An appeals court in England has apparently ruled that Bayesian reasoning (also known as “correct reasoning”) about probability is invalid in the British court system.
The case was a civil dispute about the cause of a fire, and concerned an appeal against a decision in the High Court by Judge Edwards-Stuart. Edwards-Stuart had essentially concluded that the fire had been started by a discarded cigarette, even though this seemed an unlikely event in itself, because the other two explanations were even more implausible. The Court of Appeal rejected this approach although still supported the overall judgement and disallowed the appeal.
I learned about this from Peter Coles’s blog, which also mentions a similar ruling in a previous case.
From the judge’s ruling (via understandinguncertainty.org):
When judging whether a case for believing that an event was caused in a particular way is stronger that the case for not so believing, the process is not scientific (although it may obviously include evaluation of scientific evidence) and to express the probability of some event having happened in percentage terms is illusory.
The judge is essentially saying that Bayesian inference is unscientific, which is the exact opposite of the truth. The hallmark of science is the systematic use of evidence to update one’s degree of belief in various hypotheses. The only way to talk about that coherently is in the language of probability theory, and specifically in the language of Bayesian inference.
Apparently the judge believes that you’re only allowed to talk about probabilities for events that haven’t happened yet:
The chances of something happening in the future may be expressed in terms of percentage. Epidemiological evidence may enable doctors to say that on average smokers increase their risk of lung cancer by X%. But you cannot properly say that there is a 25 per cent chance that something has happened. Either it has or it has not.

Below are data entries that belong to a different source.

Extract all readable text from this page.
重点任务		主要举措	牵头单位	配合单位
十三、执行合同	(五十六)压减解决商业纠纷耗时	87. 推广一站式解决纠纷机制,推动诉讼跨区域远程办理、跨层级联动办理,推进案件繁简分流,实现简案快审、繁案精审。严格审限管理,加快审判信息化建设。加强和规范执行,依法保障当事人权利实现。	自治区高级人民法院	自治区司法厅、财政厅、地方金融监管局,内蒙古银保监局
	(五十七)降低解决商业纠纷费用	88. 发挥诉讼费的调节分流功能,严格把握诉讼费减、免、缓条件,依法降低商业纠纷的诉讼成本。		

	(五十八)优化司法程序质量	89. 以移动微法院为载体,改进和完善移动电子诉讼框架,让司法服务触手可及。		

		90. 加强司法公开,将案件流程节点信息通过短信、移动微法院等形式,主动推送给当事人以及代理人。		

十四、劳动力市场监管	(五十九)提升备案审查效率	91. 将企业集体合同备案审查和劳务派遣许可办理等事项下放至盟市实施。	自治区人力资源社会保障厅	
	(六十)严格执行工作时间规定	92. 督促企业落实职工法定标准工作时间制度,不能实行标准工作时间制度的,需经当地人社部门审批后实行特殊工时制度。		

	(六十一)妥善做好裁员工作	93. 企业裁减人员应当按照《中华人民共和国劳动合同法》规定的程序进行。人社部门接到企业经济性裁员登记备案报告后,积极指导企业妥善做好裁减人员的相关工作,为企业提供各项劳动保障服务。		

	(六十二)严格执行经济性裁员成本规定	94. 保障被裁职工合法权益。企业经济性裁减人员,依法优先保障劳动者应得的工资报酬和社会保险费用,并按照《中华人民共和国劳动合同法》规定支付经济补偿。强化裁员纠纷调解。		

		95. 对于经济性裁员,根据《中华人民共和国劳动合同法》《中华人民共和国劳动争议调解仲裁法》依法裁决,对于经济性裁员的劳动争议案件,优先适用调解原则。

The author of that blog post gives a good example of why this is nonsense:
So according to this judgement, it would apparently not be reasonable in a court to talk about the probability of Kate and William’s baby being a girl, since that is already decided as true or false.
Anyone who has ever played a card game should understand this. When I decide whether to bid a slam in a bridge game, or whether to fold in a poker game, or whether to take another card in blackjack, I do so on the basis of probabilities about what the other players have in their hands. The fact that the cards have already been dealt certainly doesn’t invalidate that reasoning.
I’m a mediocre bridge player and a lousy poker player, but I’d love to play with anyone who I thought would genuinely refuse to base their play on probabilistic reasoning.
Probabilities give a way, or rather the way, to talk precisely about degrees of knowledge in situations where information is incomplete. It doesn’t matter if the information is incomplete because some event hasn’t happened yet, or simply because I don’t know all about it.
By the way, Peter Coles makes a point that’s worth repeating about all this. Statisticians divide up into “Bayesian” and “frequentist” camps, but this sort of thing actually has very little to do with that schism:
First thing to say is that this is really not an issue relating to the Bayesian versus frequentist debate at all. It’s about a straightforward application of Bayes’ theorem which, as its name suggests, is a theorem; actually it’s just a straightforward consequence of the sum and product laws of the calculus of probabilities. No-one, not even the most die-hard frequentist, would argue that Bayes’ theorem is false.
Even if you’re a benighted frequentist in matters of statistical methodology, the way you think about probabilities still involves Bayes’s theorem.